Not only is modern life conducive to mental health issues, it also means a lot of the time we don’t get our basic human needs met. Talk to any Psychologist and they will tell you the universal human needs are:
- Being Loved;
- Being heard;
- Having a sense of belonging;
- Having a sense of achievement;
- Having purpose.
This brings me on to our school system, here in England.
Under the coalition government of 2010-2015, then-Education Secretary Michael Gove decided to narrow the curriculum, placing emphasis on traditional, academic subjects. This meant that the arts, music and sport were gradually squeezed out of the school day, because there are only so many hours in it. Gove made this decision because British children were slipping down the league tables for basic numeracy and literacy levels and it seemed therefore like the logical thing. However, what he failed to take into account is that we are behind counties in Scandinavia who do not send their children to school until they are 8 (and even then a large part of their day is dedicated to learning through play and they don’t get any homework).
The next Education Secretary, Nicky Morgan, who took over from Gove during a cabinet reshuffle under the coalition and then continued her role when the Conservatives won outright in 2015, has also imposed more and more testing on children and young people to ‘improve standards’. The Department for Education aspires to an education system like they have in Korea, where the children perform very well academically.
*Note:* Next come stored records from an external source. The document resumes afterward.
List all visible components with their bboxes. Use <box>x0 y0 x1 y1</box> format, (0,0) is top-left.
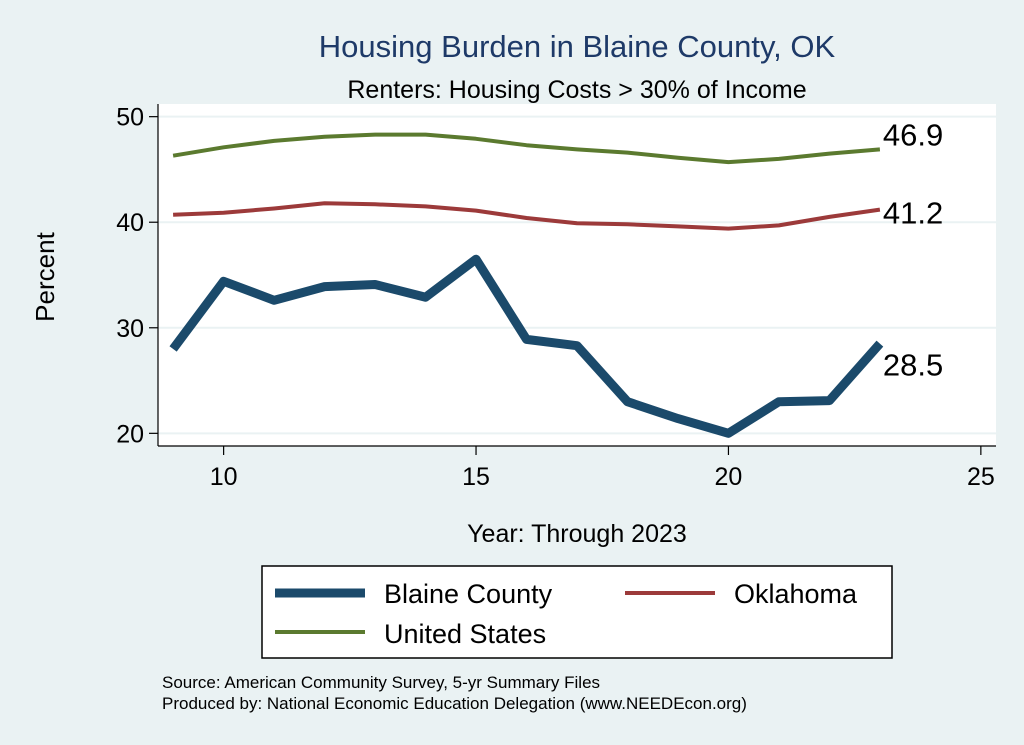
y-axis-title: Percent <box>30 231 60 321</box>
legend-label-blaine-county: Blaine County <box>384 579 553 609</box>
produced-by-note: Produced by: National Economic Education… <box>162 694 747 713</box>
y-tick-label: 30 <box>116 315 144 343</box>
y-tick-label: 20 <box>116 420 144 448</box>
end-label-blaine-county: 28.5 <box>883 348 943 383</box>
x-axis-title: Year: Through 2023 <box>467 520 687 548</box>
end-label-oklahoma: 41.2 <box>883 196 943 231</box>
x-tick-label: 20 <box>715 463 743 491</box>
y-tick-label: 40 <box>116 209 144 237</box>
end-label-united-states: 46.9 <box>883 117 943 152</box>
legend-label-oklahoma: Oklahoma <box>734 579 858 609</box>
x-tick-label: 25 <box>967 463 995 491</box>
chart: Housing Burden in Blaine County, OK Rent… <box>0 0 1024 745</box>
x-tick-label: 15 <box>462 463 490 491</box>
chart-subtitle: Renters: Housing Costs > 30% of Income <box>347 76 806 104</box>
y-tick-label: 50 <box>116 104 144 132</box>
plot-area <box>158 104 996 446</box>
source-note: Source: American Community Survey, 5-yr … <box>162 673 600 692</box>
x-tick-label: 10 <box>210 463 238 491</box>
chart-title: Housing Burden in Blaine County, OK <box>319 29 836 64</box>
legend-label-united-states: United States <box>384 619 546 649</box>
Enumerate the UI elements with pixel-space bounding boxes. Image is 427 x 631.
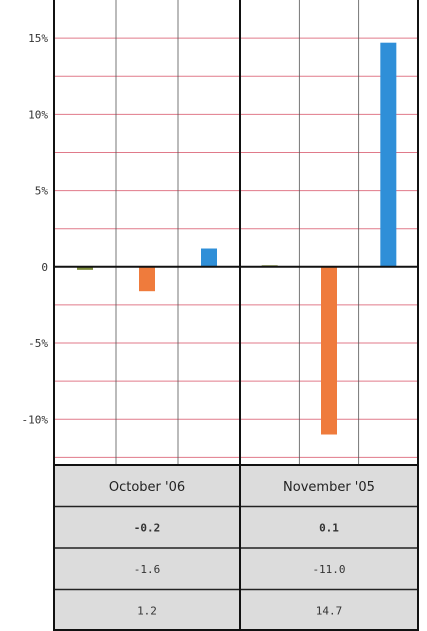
y-tick-label: -10% xyxy=(22,413,49,426)
table-header-label: November '05 xyxy=(283,480,375,495)
table-cell: -0.2 xyxy=(134,521,161,534)
table-cell: -11.0 xyxy=(312,563,345,576)
table-cell: 14.7 xyxy=(316,604,343,617)
y-tick-label: 10% xyxy=(28,108,48,121)
bar xyxy=(321,266,337,435)
bar xyxy=(139,266,155,292)
y-tick-label: -5% xyxy=(28,337,48,350)
bar xyxy=(77,266,93,270)
y-tick-label: 0 xyxy=(41,261,48,274)
table-header-label: October '06 xyxy=(109,480,185,495)
table-cell: 1.2 xyxy=(137,604,157,617)
y-tick-label: 5% xyxy=(35,185,49,198)
bar xyxy=(380,42,397,267)
table-cell: -1.6 xyxy=(134,563,161,576)
y-tick-label: 15% xyxy=(28,32,48,45)
bar xyxy=(201,248,217,267)
table-cell: 0.1 xyxy=(319,521,339,534)
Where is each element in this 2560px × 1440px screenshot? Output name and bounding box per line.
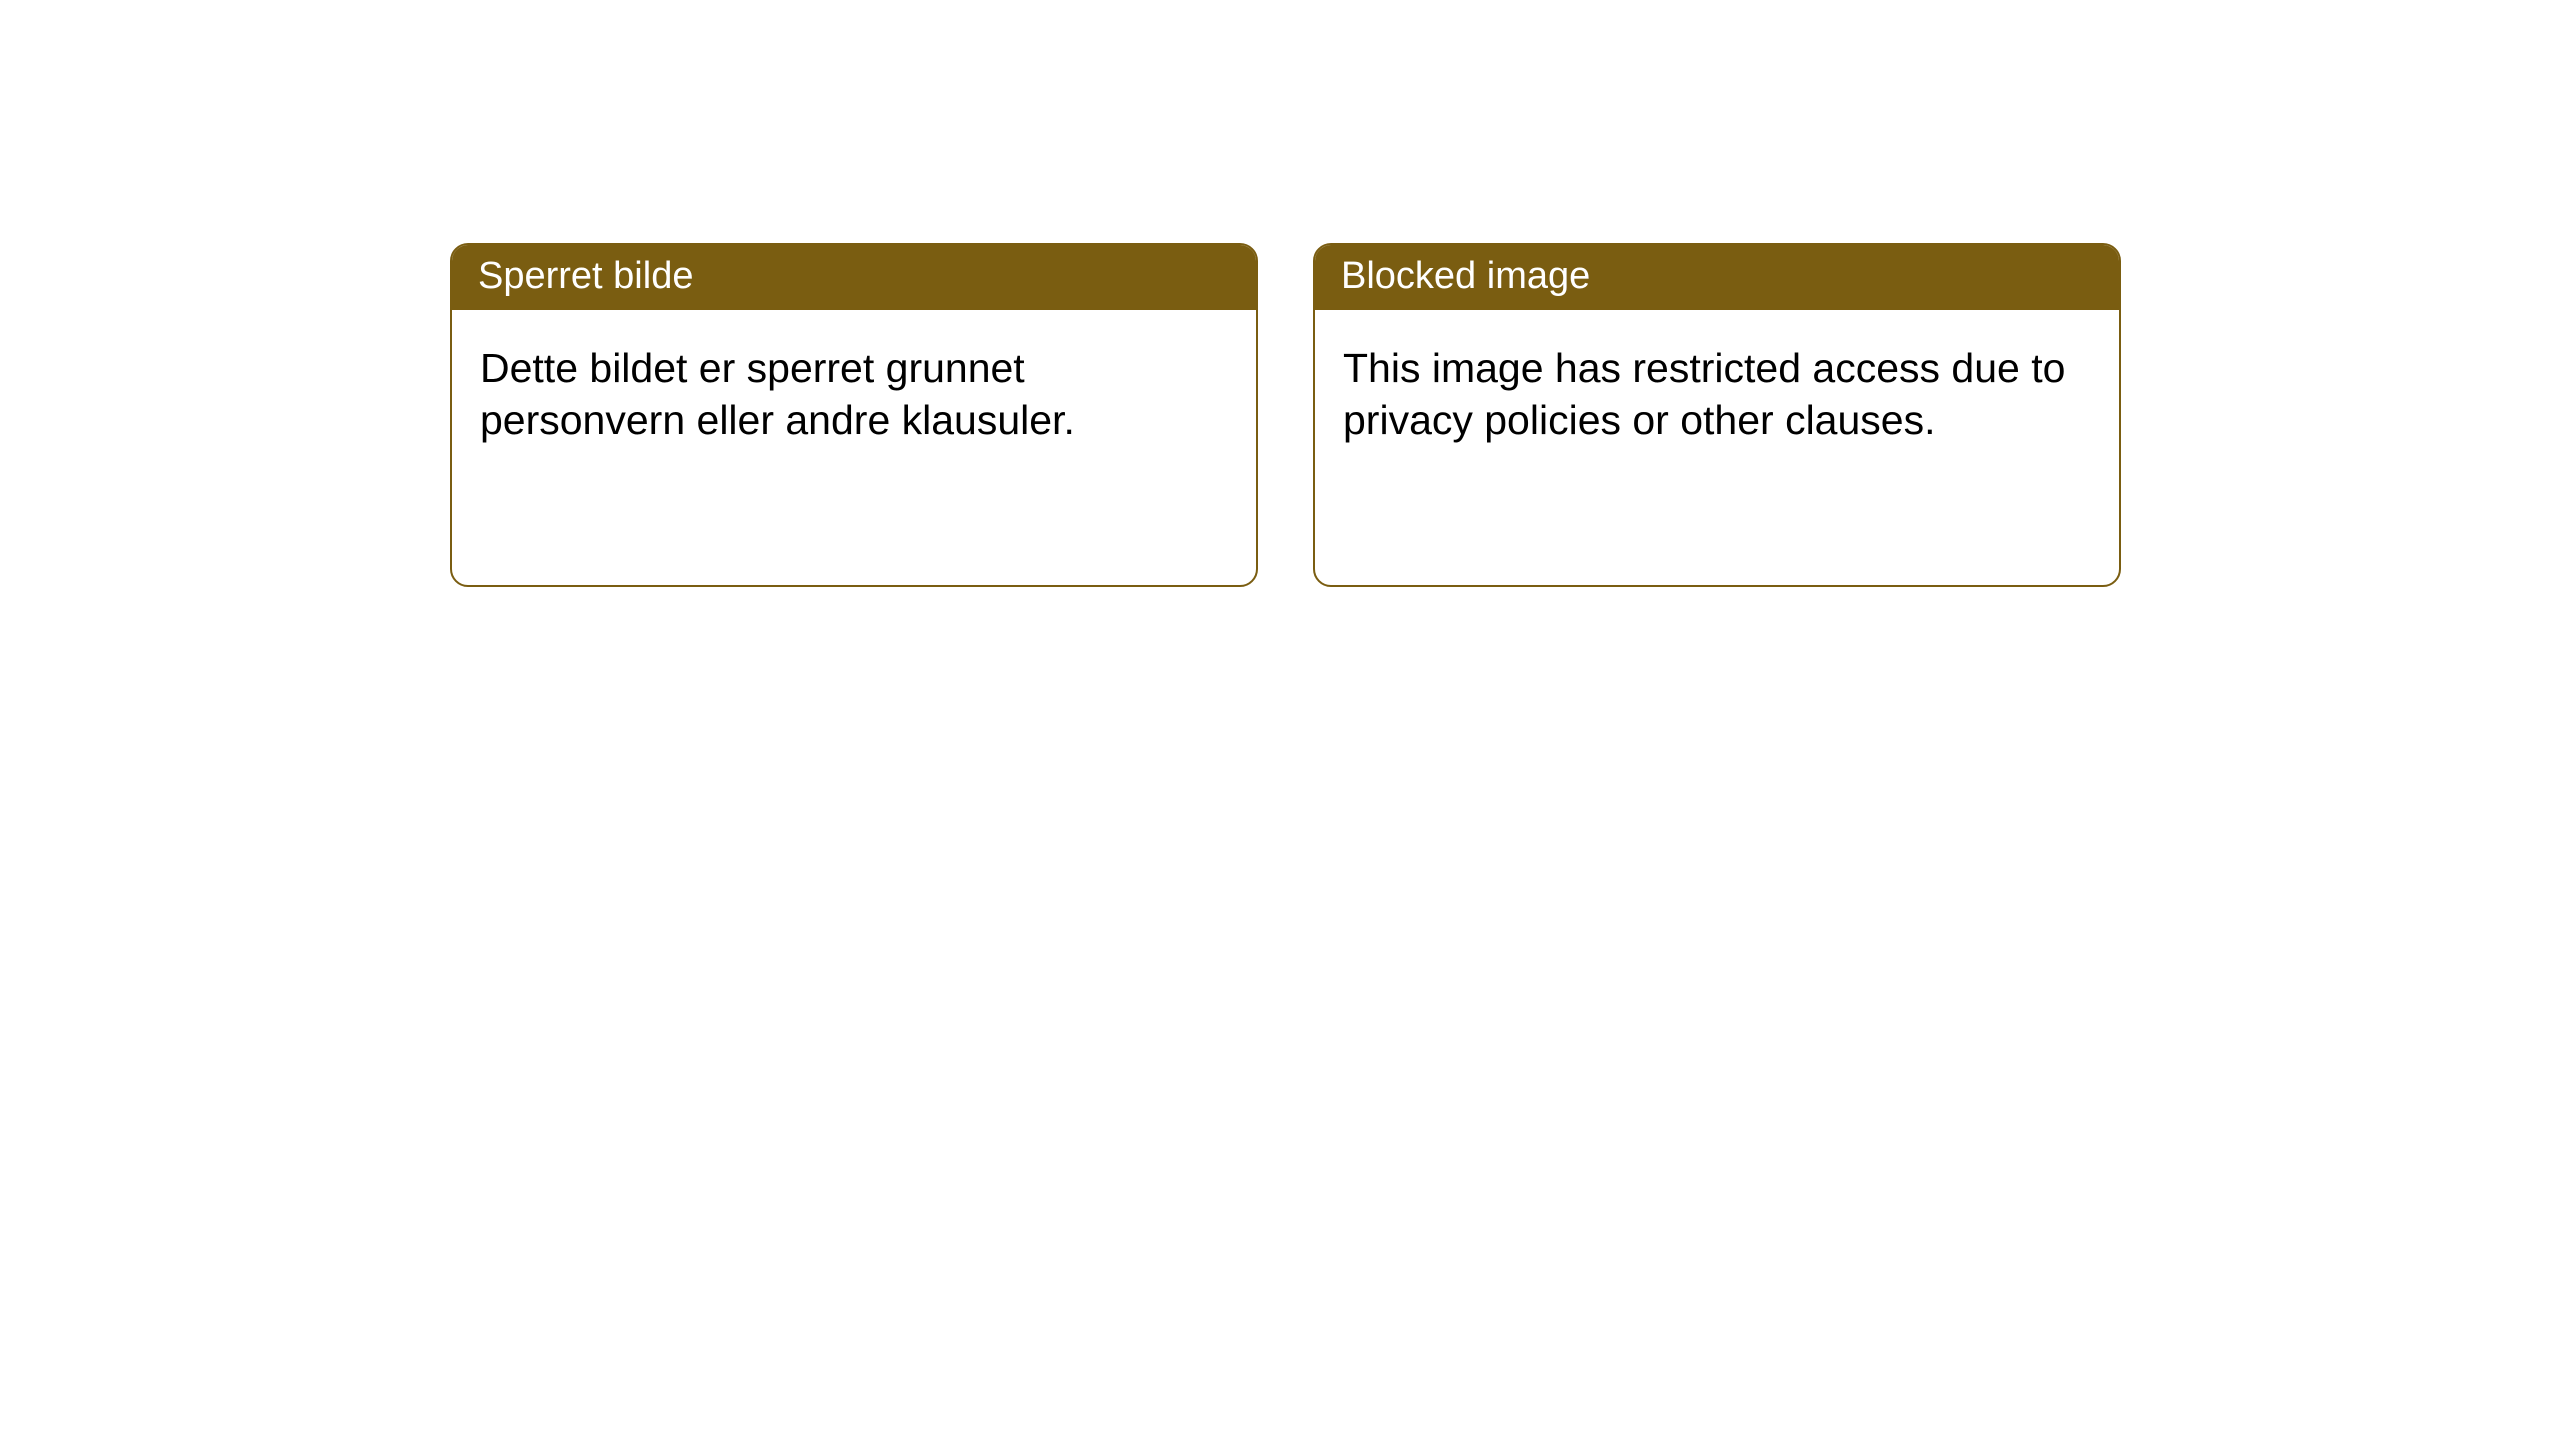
notice-body: This image has restricted access due to …	[1315, 310, 2119, 585]
notice-body: Dette bildet er sperret grunnet personve…	[452, 310, 1256, 585]
notice-body-text: This image has restricted access due to …	[1343, 345, 2065, 443]
notice-title: Sperret bilde	[478, 255, 693, 297]
notice-body-text: Dette bildet er sperret grunnet personve…	[480, 345, 1075, 443]
notice-card-norwegian: Sperret bilde Dette bildet er sperret gr…	[450, 243, 1258, 587]
notice-container: Sperret bilde Dette bildet er sperret gr…	[450, 243, 2121, 587]
notice-title: Blocked image	[1341, 255, 1590, 297]
notice-card-english: Blocked image This image has restricted …	[1313, 243, 2121, 587]
notice-header: Sperret bilde	[452, 245, 1256, 310]
notice-header: Blocked image	[1315, 245, 2119, 310]
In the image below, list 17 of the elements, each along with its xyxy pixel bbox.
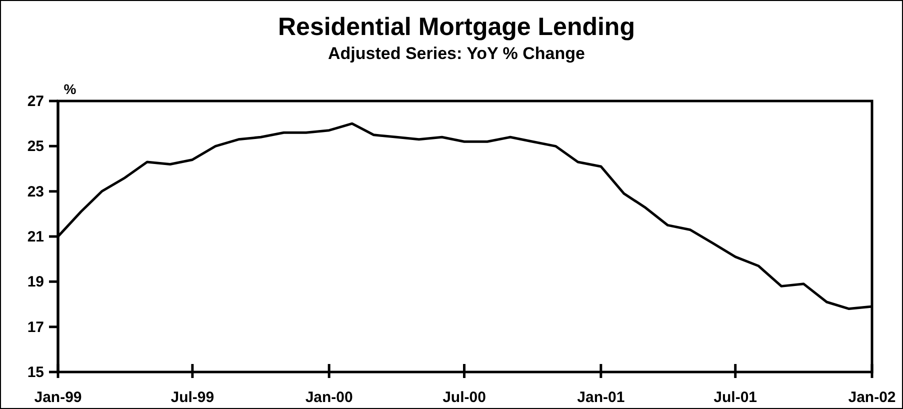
- y-tick-label: 25: [27, 138, 44, 156]
- y-tick-label: 19: [27, 274, 44, 291]
- y-tick-label: 17: [27, 318, 44, 336]
- y-tick-label: 23: [27, 183, 44, 200]
- y-axis-title: %: [64, 81, 77, 97]
- chart-title: Residential Mortgage Lending: [278, 13, 635, 41]
- y-tick-label: 15: [27, 364, 44, 381]
- x-tick-label: Jul-99: [170, 389, 214, 406]
- x-tick-label: Jan-01: [577, 389, 625, 406]
- x-tick-label: Jan-99: [34, 389, 82, 406]
- x-tick-label: Jan-02: [848, 389, 896, 406]
- chart-subtitle: Adjusted Series: YoY % Change: [328, 44, 585, 63]
- x-tick-label: Jul-00: [442, 389, 486, 406]
- x-tick-label: Jan-00: [305, 389, 353, 406]
- y-tick-label: 27: [27, 93, 44, 110]
- y-tick-label: 21: [27, 228, 44, 246]
- x-tick-label: Jul-01: [714, 389, 758, 406]
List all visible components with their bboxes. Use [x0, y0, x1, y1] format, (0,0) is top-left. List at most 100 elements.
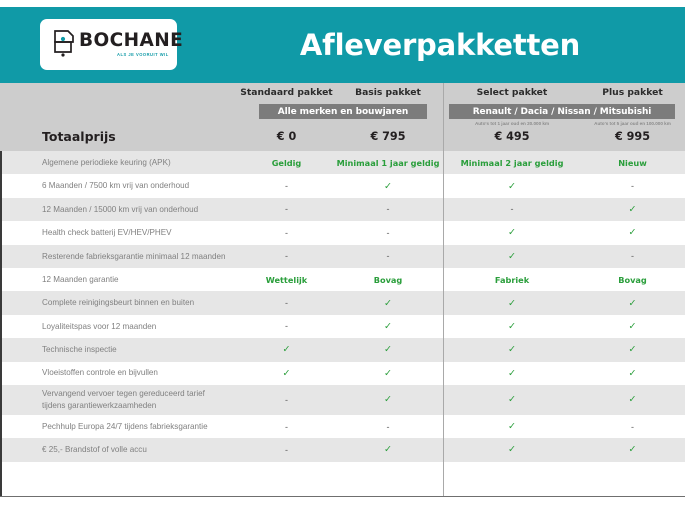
feature-value-plus: Nieuw — [618, 157, 647, 168]
group-divider — [443, 461, 445, 496]
group-divider — [443, 414, 445, 439]
brand-logo-card: BOCHANE ALS JE VOORUIT WIL — [40, 19, 183, 70]
row-left-edge — [0, 314, 2, 339]
price-basis: € 795 — [370, 130, 406, 143]
feature-label-line: Vloeistoffen controle en bijvullen — [42, 368, 158, 378]
table-row: € 25,- Brandstof of volle accu - ✓ ✓ ✓ — [0, 438, 685, 462]
column-header-plus: Plus pakket — [602, 87, 663, 98]
group-divider — [443, 244, 445, 268]
feature-label: Vloeistoffen controle en bijvullen — [42, 362, 158, 385]
group-divider — [443, 338, 445, 362]
row-left-edge — [0, 361, 2, 385]
table-row: Vloeistoffen controle en bijvullen ✓ ✓ ✓ ✓ — [0, 361, 685, 385]
group-divider — [443, 291, 445, 315]
feature-value-basis: ✓ — [384, 394, 392, 406]
row-left-edge — [0, 151, 2, 175]
column-note-select: Auto's tot 1 jaar oud en 20.000 km — [474, 121, 550, 126]
feature-label-line: Pechhulp Europa 24/7 tijdens fabrieksgar… — [42, 421, 208, 431]
feature-label-line: Health check batterij EV/HEV/PHEV — [42, 228, 172, 238]
table-row: 12 Maanden / 15000 km vrij van onderhoud… — [0, 197, 685, 222]
feature-value-select: ✓ — [508, 344, 516, 356]
feature-value-plus: ✓ — [628, 320, 637, 332]
feature-value-basis: ✓ — [384, 444, 392, 456]
bochane-logo-icon — [54, 30, 74, 57]
group-divider — [443, 151, 445, 175]
feature-value-select: ✓ — [508, 444, 516, 456]
row-left-edge — [0, 197, 2, 222]
row-left-edge — [0, 174, 2, 198]
feature-value-plus: - — [631, 421, 634, 432]
feature-label: Technische inspectie — [42, 338, 117, 361]
feature-value-plus: ✓ — [628, 203, 637, 215]
feature-value-standaard: ✓ — [282, 367, 291, 379]
feature-value-select: ✓ — [508, 394, 516, 406]
row-left-edge — [0, 221, 2, 245]
column-header-standaard: Standaard pakket — [240, 87, 333, 98]
feature-label: Pechhulp Europa 24/7 tijdens fabrieksgar… — [42, 415, 208, 438]
table-row: Vervangend vervoer tegen gereduceerd tar… — [0, 384, 685, 415]
feature-value-select: ✓ — [508, 320, 516, 332]
feature-value-standaard: - — [285, 227, 288, 238]
feature-value-plus: Bovag — [618, 274, 647, 285]
feature-value-basis: ✓ — [384, 297, 392, 309]
group-divider — [443, 221, 445, 245]
table-row: Pechhulp Europa 24/7 tijdens fabrieksgar… — [0, 414, 685, 439]
table-row: Technische inspectie ✓ ✓ ✓ ✓ — [0, 338, 685, 362]
feature-value-basis: ✓ — [384, 367, 392, 379]
feature-label-line: € 25,- Brandstof of volle accu — [42, 445, 147, 455]
feature-value-standaard: - — [285, 251, 288, 262]
feature-label: € 25,- Brandstof of volle accu — [42, 438, 147, 461]
feature-value-basis: Minimaal 1 jaar geldig — [336, 157, 440, 168]
feature-value-select: Fabriek — [494, 274, 530, 285]
feature-value-basis: - — [386, 421, 390, 432]
price-select: € 495 — [494, 130, 530, 143]
group-divider — [443, 438, 445, 462]
feature-value-basis: ✓ — [384, 180, 392, 192]
feature-value-basis: - — [386, 251, 390, 262]
feature-value-select: ✓ — [508, 367, 516, 379]
feature-label: Resterende fabrieksgarantie minimaal 12 … — [42, 245, 226, 268]
row-left-edge — [0, 461, 2, 496]
feature-label: Algemene periodieke keuring (APK) — [42, 151, 171, 174]
feature-value-basis: - — [386, 204, 390, 215]
hero-banner: BOCHANE ALS JE VOORUIT WIL Afleverpakket… — [0, 7, 685, 83]
column-header-basis: Basis pakket — [355, 87, 421, 98]
table-row: Algemene periodieke keuring (APK) Geldig M… — [0, 151, 685, 175]
group-divider — [443, 197, 445, 222]
feature-label-line: tijdens garantiewerkzaamheden — [42, 400, 157, 410]
feature-value-basis: ✓ — [384, 344, 392, 356]
feature-label: Health check batterij EV/HEV/PHEV — [42, 221, 172, 244]
feature-value-plus: ✓ — [628, 444, 637, 456]
row-left-edge — [0, 338, 2, 362]
feature-label: 12 Maanden garantie — [42, 268, 119, 291]
feature-value-select: ✓ — [508, 421, 516, 433]
feature-value-standaard: - — [285, 421, 288, 432]
feature-value-plus: ✓ — [628, 394, 637, 406]
group-divider — [443, 361, 445, 385]
group-divider — [443, 83, 445, 151]
group-divider — [443, 174, 445, 198]
feature-label-line: Technische inspectie — [42, 345, 117, 355]
feature-value-plus: - — [631, 181, 634, 192]
table-row — [0, 461, 685, 496]
feature-value-select: ✓ — [508, 250, 516, 262]
feature-value-select: ✓ — [508, 227, 516, 239]
row-left-edge — [0, 414, 2, 439]
feature-label: 6 Maanden / 7500 km vrij van onderhoud — [42, 174, 189, 197]
features-table: Algemene periodieke keuring (APK) Geldig M… — [0, 151, 685, 498]
price-standaard: € 0 — [276, 130, 297, 143]
feature-label: Complete reinigingsbeurt binnen en buite… — [42, 291, 194, 314]
feature-value-plus: ✓ — [628, 367, 637, 379]
feature-value-select: ✓ — [508, 180, 516, 192]
table-row: 6 Maanden / 7500 km vrij van onderhoud - ✓… — [0, 174, 685, 198]
brand-logo-wordmark: BOCHANE — [79, 30, 184, 51]
feature-value-standaard: Wettelijk — [265, 274, 308, 285]
feature-label-line: Complete reinigingsbeurt binnen en buite… — [42, 298, 195, 308]
table-bottom-border — [0, 495, 685, 498]
feature-value-basis: - — [386, 227, 390, 238]
feature-value-standaard: Geldig — [271, 157, 302, 168]
feature-value-standaard: - — [285, 321, 288, 332]
row-left-edge — [0, 267, 2, 292]
feature-value-select: ✓ — [508, 297, 516, 309]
However, these countries also have terrifyingly high paediatric and adolescent suicide rates….
When combined with ever-spiralling class sizes, the changes made to the education system led to three things:
- Low self-esteem, because children were being tested on a narrower set of academic criteria, so those whose talents lay outside of those criteria did not feel valued, or a sense of achievement (see above). It should be noted that low self-esteem is a primary diagnostic criteria for the four most common mental illnesses in under 21s – anxiety, depression, self-harm and eating disorders;
- Increased stress levels/anxiety amongst pupils owing to the amount of testing;
- Increased stress/anxiety levels amongst teachers, who were now spending most of their days doing paperwork and ticking boxes as opposed to actually teaching.
Teachers expressed their concern to the government, as did I it on behalf of young people. Teachers were ignored and I was unceremoniously dropped as the government’s Mental Health Champion in May this year. So in addition to not having a sense of purpose or achievement, we are also not being heard.
Is it any wonder, given all of the above, mental illness in children and teenagers has increased by 70% in a generation and continues to spiral at a dramatic rate?
Our brains remain in developmental stages until we are 22 years old. It is crucial, during these stages, that we have our basic human needs met. If they are not, it can impair our cognitive development – and we never get that time back.
Our government’s response to the increased amount of pressure on young people is that ‘life is tough’ and school should prepare you for that. Now, I’m not for one second suggesting that we should wrap children in cotton wool and shelter them from anything potentially upsetting or dangerous. But I don’t believe that the ‘stress is good for you’ argument should be used to pile indefinite amounts of pressure on children and young people, either. And that, from my point of view as someone who has been privy to the changes in schools over the past six years, seems to be what is happening.
So, the second thing I would do if I were Prime Minister would be to change the culture of schools, starting by ensuring that young people have their universal human needs met. I would let children be children.